The next generation of EDHECinfra indices is ready. Computed quarterly, they use meticulously curated private data on hundreds of companies in the 25 most active global markets. They utilise cutting-edge fair value asset pricing methods to gauge value in private infrastructure investments.

A key element in this project’s success was accurately defining the investment universe. Infrastructure may not be easily defined but infrastructure investment has to be. When we started working on this topic at EDHECInfra, we decided to base our classification on “what infrastructure investment is like” from a financial aspect, namely what drives risk. This represented a big shift away from conventional methods. These have typically focused on “what infrastructure does” from a physical perspective, such as move people or electricity from A to B.

We chose this new approach because at the heart of any investment decision lies a trade-off between risk and future value. Even in highly illiquid, opaque private markets investors make choices that reflect perceived risks and price these risks accordingly. (For more details, see our latest papers on systematic factors driving prices in unlisted infrastructure.)

Finding the right definitions and the right categories

Defining the broad risk families found in infrastructure was also a key starting point in our creation of The Infrastructure Company Classification Standard (TICCS). We needed to find a new way of slicing and dicing the universe to create our indices, but it turned out that many other professionals needed these tools too. TICCS was immediately adopted by the industry from the largest asset owners and managers to multilateral institutions and standard setters. A four-pillar taxonomy, it captures the different types of business risk, industrial activity, geo-economic exposure and corporate governance that characterise infrastructure companies.

TICCS thus provides the building blocks that define our key market segment indices. It also enables us to build custom benchmarks for investors with different strategies and exposures, both existing and new. Indeed, because of its size and illiquidity, the broad market infrastructure sector remains un-investable. Instead, asset owners and managers can gain exposure to various combinations of assets aggregated over time.

Asking the right people the right questions

Adding adequate benchmarks to the infrastructure investment process will be an important innovation. As our annual survey demonstrates, most investor use highly inadequate benchmarks and they know it.

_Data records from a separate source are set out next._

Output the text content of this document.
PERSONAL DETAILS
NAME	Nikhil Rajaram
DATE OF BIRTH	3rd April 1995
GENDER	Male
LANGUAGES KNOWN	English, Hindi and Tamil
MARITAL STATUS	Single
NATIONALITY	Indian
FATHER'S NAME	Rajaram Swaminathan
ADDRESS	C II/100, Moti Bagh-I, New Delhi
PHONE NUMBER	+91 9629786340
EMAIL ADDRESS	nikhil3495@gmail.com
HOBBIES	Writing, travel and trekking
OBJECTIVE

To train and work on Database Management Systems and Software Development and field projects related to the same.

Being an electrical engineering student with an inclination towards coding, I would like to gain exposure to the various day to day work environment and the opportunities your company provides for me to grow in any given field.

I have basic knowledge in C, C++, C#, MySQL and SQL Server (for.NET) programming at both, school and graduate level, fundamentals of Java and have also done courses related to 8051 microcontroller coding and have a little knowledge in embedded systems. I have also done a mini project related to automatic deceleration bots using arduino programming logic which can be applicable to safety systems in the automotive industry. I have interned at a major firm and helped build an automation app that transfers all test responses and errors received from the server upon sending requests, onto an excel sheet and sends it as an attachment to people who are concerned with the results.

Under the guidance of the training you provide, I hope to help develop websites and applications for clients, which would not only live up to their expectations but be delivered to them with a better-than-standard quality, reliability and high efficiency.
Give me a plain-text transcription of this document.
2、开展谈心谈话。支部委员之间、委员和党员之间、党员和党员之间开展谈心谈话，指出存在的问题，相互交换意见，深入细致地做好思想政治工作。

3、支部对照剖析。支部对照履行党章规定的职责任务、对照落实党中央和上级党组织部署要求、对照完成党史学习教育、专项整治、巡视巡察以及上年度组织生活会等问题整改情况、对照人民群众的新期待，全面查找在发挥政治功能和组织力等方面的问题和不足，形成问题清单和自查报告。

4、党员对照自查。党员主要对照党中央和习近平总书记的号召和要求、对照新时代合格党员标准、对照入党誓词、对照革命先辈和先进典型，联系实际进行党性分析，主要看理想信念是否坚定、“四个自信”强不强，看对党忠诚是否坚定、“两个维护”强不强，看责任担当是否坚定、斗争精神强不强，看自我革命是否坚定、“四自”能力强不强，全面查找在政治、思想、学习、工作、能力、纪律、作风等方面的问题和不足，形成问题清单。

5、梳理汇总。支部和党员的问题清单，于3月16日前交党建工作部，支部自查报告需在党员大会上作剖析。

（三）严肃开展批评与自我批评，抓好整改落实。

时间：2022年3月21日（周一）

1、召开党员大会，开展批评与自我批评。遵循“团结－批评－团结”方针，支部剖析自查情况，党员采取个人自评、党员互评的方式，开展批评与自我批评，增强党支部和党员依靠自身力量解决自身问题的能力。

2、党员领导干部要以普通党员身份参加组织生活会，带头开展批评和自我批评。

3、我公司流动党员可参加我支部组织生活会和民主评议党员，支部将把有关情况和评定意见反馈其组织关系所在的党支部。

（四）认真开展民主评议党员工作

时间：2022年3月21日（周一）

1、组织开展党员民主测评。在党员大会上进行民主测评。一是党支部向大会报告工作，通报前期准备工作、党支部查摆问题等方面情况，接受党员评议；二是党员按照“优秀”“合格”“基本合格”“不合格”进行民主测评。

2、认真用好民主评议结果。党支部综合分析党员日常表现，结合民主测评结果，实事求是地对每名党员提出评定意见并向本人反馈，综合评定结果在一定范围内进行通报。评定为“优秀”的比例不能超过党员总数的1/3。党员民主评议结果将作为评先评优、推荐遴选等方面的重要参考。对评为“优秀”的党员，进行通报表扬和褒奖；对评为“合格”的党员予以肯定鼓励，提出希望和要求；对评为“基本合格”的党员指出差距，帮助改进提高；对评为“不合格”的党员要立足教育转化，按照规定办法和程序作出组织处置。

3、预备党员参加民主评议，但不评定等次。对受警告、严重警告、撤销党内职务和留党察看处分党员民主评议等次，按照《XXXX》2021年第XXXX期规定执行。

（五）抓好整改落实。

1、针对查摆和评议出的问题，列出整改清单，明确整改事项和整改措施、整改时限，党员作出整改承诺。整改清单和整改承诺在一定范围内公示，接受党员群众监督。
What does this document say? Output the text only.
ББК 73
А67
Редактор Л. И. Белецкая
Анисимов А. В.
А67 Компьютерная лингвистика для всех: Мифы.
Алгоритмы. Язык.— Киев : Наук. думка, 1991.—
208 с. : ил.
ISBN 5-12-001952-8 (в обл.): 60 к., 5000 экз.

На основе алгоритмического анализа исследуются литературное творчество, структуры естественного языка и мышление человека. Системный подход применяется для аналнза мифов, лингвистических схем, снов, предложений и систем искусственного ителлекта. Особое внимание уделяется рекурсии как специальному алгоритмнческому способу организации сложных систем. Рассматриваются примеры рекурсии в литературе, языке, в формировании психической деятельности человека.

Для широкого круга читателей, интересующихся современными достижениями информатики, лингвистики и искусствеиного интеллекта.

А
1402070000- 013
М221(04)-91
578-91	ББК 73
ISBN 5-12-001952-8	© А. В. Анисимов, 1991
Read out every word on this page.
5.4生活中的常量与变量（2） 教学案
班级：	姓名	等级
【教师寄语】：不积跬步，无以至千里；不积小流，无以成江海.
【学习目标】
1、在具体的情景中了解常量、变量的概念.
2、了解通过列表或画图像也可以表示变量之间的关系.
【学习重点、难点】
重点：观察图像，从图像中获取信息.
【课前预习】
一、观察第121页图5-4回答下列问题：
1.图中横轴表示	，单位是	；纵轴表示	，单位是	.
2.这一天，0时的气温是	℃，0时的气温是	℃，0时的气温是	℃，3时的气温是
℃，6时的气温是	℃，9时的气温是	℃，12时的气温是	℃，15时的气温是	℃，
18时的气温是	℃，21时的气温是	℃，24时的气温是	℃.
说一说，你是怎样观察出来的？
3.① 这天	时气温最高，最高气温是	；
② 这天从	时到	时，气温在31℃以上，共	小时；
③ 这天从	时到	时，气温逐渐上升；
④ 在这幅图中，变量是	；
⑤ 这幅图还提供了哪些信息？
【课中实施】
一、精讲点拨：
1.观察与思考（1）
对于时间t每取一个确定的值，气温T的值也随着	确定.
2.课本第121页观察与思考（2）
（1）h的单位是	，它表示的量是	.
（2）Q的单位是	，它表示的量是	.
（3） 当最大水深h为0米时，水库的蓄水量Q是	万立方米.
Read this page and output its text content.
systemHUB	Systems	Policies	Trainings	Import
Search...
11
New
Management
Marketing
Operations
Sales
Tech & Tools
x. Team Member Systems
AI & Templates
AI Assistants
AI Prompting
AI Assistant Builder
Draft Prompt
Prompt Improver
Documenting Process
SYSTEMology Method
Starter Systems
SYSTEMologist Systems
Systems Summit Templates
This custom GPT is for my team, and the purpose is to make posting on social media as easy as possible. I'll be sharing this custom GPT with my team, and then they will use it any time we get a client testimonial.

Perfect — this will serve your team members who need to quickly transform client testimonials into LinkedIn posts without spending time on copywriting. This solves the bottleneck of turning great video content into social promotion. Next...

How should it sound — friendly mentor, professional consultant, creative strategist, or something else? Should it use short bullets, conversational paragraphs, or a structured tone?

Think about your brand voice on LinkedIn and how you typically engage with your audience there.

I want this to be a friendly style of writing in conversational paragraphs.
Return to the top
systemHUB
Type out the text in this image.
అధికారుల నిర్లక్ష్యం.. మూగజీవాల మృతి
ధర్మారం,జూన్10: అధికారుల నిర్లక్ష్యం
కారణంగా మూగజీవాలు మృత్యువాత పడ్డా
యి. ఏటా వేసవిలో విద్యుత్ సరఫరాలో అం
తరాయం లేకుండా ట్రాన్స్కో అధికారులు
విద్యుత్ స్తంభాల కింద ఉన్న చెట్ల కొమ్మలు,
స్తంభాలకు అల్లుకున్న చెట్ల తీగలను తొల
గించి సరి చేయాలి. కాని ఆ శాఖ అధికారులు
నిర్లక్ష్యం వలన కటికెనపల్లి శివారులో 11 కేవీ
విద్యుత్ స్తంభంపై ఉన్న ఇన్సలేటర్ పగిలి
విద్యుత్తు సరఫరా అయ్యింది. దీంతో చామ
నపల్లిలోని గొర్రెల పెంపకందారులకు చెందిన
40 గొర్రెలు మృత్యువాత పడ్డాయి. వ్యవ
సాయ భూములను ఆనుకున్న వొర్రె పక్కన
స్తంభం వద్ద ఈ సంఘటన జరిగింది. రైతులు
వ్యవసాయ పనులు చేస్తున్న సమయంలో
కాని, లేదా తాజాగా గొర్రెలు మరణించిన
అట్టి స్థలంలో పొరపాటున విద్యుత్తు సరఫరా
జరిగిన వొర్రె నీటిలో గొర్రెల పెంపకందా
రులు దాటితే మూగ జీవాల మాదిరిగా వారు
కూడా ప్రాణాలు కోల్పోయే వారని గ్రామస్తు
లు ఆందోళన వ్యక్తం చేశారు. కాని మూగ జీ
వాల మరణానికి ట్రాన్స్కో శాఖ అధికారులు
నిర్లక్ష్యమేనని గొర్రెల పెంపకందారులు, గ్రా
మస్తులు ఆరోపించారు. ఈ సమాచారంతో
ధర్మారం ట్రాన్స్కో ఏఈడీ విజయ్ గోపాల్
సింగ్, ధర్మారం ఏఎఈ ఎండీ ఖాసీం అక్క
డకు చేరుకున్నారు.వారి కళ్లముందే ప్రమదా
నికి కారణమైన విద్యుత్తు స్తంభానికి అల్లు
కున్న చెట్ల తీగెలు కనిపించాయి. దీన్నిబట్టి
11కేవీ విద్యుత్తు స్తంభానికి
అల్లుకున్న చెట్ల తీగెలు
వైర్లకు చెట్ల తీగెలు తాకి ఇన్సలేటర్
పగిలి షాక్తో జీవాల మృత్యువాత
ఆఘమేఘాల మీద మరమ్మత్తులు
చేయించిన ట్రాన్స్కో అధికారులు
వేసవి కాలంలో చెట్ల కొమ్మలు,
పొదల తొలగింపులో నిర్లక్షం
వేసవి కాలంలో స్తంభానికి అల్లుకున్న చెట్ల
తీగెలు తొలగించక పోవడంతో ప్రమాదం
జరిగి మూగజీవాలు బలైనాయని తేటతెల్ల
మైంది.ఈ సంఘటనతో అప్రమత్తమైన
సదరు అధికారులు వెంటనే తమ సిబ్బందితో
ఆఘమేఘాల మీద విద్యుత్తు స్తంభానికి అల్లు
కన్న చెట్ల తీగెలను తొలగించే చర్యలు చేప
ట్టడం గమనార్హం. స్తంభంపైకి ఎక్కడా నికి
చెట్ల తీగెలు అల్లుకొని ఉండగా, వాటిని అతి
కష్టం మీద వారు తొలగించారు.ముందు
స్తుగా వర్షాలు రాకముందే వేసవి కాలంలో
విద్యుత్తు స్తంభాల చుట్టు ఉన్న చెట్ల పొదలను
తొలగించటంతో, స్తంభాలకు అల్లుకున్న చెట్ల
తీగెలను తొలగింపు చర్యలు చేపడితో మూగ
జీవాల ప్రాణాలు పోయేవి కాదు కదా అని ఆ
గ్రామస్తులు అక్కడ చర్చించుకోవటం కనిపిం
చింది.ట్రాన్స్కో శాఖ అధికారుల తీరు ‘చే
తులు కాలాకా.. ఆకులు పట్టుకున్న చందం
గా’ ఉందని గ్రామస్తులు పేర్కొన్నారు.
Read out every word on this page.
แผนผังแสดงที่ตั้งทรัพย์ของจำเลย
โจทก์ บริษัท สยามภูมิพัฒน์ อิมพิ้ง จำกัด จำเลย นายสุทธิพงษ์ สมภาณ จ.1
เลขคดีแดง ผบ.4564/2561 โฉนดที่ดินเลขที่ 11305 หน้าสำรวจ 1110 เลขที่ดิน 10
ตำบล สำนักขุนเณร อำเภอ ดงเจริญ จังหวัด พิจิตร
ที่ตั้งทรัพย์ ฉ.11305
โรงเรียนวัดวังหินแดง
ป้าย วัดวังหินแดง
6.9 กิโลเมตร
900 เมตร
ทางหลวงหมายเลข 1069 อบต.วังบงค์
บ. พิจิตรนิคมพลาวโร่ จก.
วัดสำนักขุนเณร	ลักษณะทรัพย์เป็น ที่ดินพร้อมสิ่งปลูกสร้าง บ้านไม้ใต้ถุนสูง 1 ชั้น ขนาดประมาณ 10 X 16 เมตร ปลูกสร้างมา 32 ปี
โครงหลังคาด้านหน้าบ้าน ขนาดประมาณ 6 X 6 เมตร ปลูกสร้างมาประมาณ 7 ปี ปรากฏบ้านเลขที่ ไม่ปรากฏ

We conducted one of the largest survey ever made of infrastructure asset owners and managers in 2019. We found that most still use absolute benchmarks or listed indices to determine investment strategy, monitor performance and manage risk.

The vast majority of them also acknowledge major issues with these benchmarking practices. Current benchmarks don’t represent the infrastructure universe or measure risk, and don’t allow investors to target or define a strategy. Moreover, they offer little information about correlations with other asset classes.

A lack of adequate benchmarks creates a major impediment to the development of a global infrastructure asset class, one of the objectives of the G20.

More transparency means more investment opportunities

The evolution of any new asset classes is a dual process. Without liquidity it’s hard to measure prices, but a lack of pricing ability stymies the investment that would create liquidity. This situation will evolve as investors look for diversification opportunities and as research providers such as ourselves create the tools that they need to assess performance. This pattern reflects the development and gradual improvements made in other alternative asset classes once they begin to attract institutional investors, such as real estate or hedge funds.

In liquid markets, it’s easy to determine prices as investors trade in and out of the asset class. Long-term investment in illiquid assets generates a need to monitor value in a different way. With better benchmarks , successful alternative asset classes like infrastructure can begin the long journey towards maturity and transparency.